Person:

Yuen, Grace

ABSTRACT The innate immune response of the nematode Caenorhabditis elegans has been extensively studied and a variety of Toll-independent immune response pathways have been identified. Surprisingly little, however, is known about how pathogens activate the C. elegans immune response. Enterococcus faecalis and Enterococcus faecium are closely related enterococcal species that exhibit significantly different levels of virulence in C. elegans infection models. Previous work has shown that activation of the C. elegans immune response by Pseudomonas aeruginosa involves P. aeruginosa-mediated host damage. Through ultrastructural imaging, we report that infection with either E. faecalis or E. faecium causes the worm intestine to become distended with proliferating bacteria in the absence of extensive morphological changes and apparent physical damage. Genetic analysis, whole-genome transcriptional profiling, and multiplexed gene expression analysis demonstrate that both enterococcal species, whether live or dead, induce a rapid and similar transcriptional defense response dependent upon previously described immune signaling pathways. The host response to E. faecium shows a stricter dependence upon stress response signaling pathways than the response to E. faecalis. Unexpectedly, we find that E. faecium is a C. elegans pathogen and that an active wild-type host defense response is required to keep an E. faecium infection at bay.

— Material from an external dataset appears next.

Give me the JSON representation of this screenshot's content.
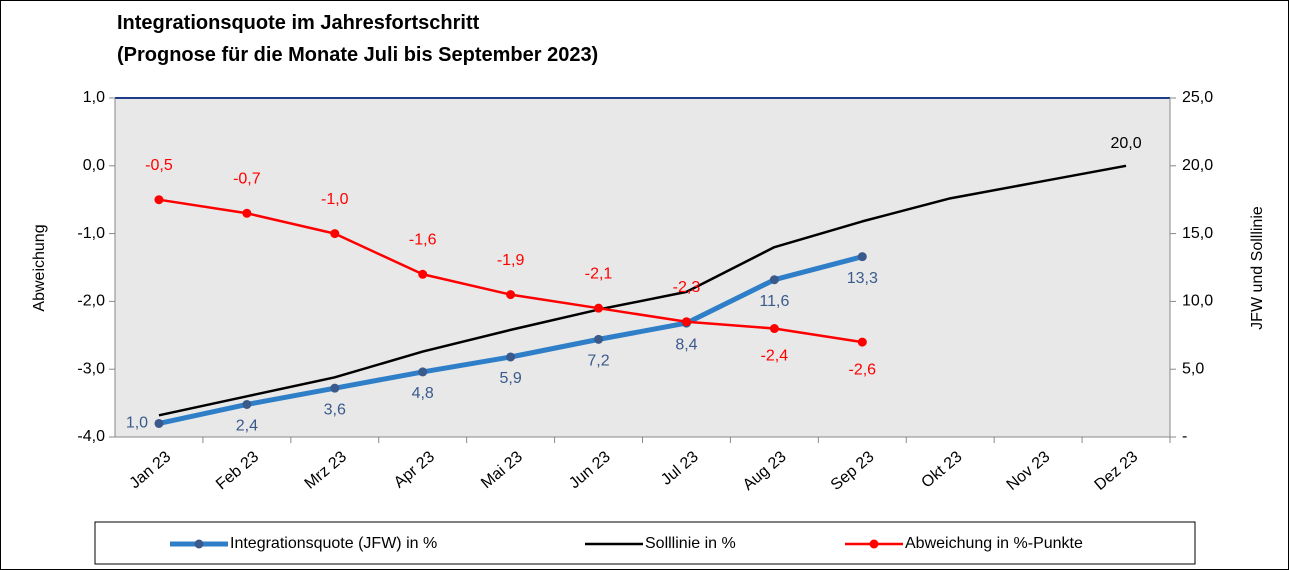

These results provide new insights into the mechanisms underlying the C. elegans immune response to pathogen infection.

The vast majority of metazoan species are invertebrates, which lack an adaptive immune system for defense against microbes. Instead, their innate immune system is sufficient for defense against pathogenic organisms, which are recognized through the perception of microbe-associated molecular patterns (MAMPs), such as peptidoglycan and flagellin. MAMPs, however, are common to all microbes, pathogenic as well as commensal, and it is becoming clear that the host differentiates between the two by sensing the impact of the infection on host cellular physiology, highlighting the crosstalk between sensing of infectious microbes and host damage in the immune system. In this thesis, I investigated these interactions using the Caenorhabditis elegans infection model with two related enterococcal species, Enterococcus faecalis, which causes a lethal infection in C. elegans, and Enterococcus faecium, which does not increase host mortality. Ultrastructural imaging revealed that during infection with either E. faecalis or E. faecium, the intestine becomes distended with proliferating bacteria, and that this occurs in the absence of obvious host cellular damage. Using genetics, whole-genome transcriptional profiling, and multiplexed gene expression analysis, I demonstrated that C. elegans mounts a transcriptionally-driven defense response to both live and heat-killed enterococcal species that is potentially triggered by MAMPs, and that pre-exposure to heat-killed Enterococcus protects C. elegans against a subsequent E. faecalis infection. I also found that the C. elegans host defense response to E. faecium shows a greater dependence upon stress response signaling pathways than the C. elegans host response to E. faecalis. These results provide evidence for the ability of C. elegans to respond to MAMPs in a manner dependent upon previously identified immune signaling pathways. Additionally, these studies show that E. faecium is a weak C. elegans pathogen, and that an active host defense response is required to keep E. faecium at bay. The data presented provide evidence for the underlying differences in the host response and, potentially, virulence mechanisms, between E. faecalis and E. faecium infection of C. elegans. The paradigm of extensive crosstalk between conserved pathways that sense MAMPs, xenobiotics, and host stress observed in this thesis is likely to apply to metazoans in general.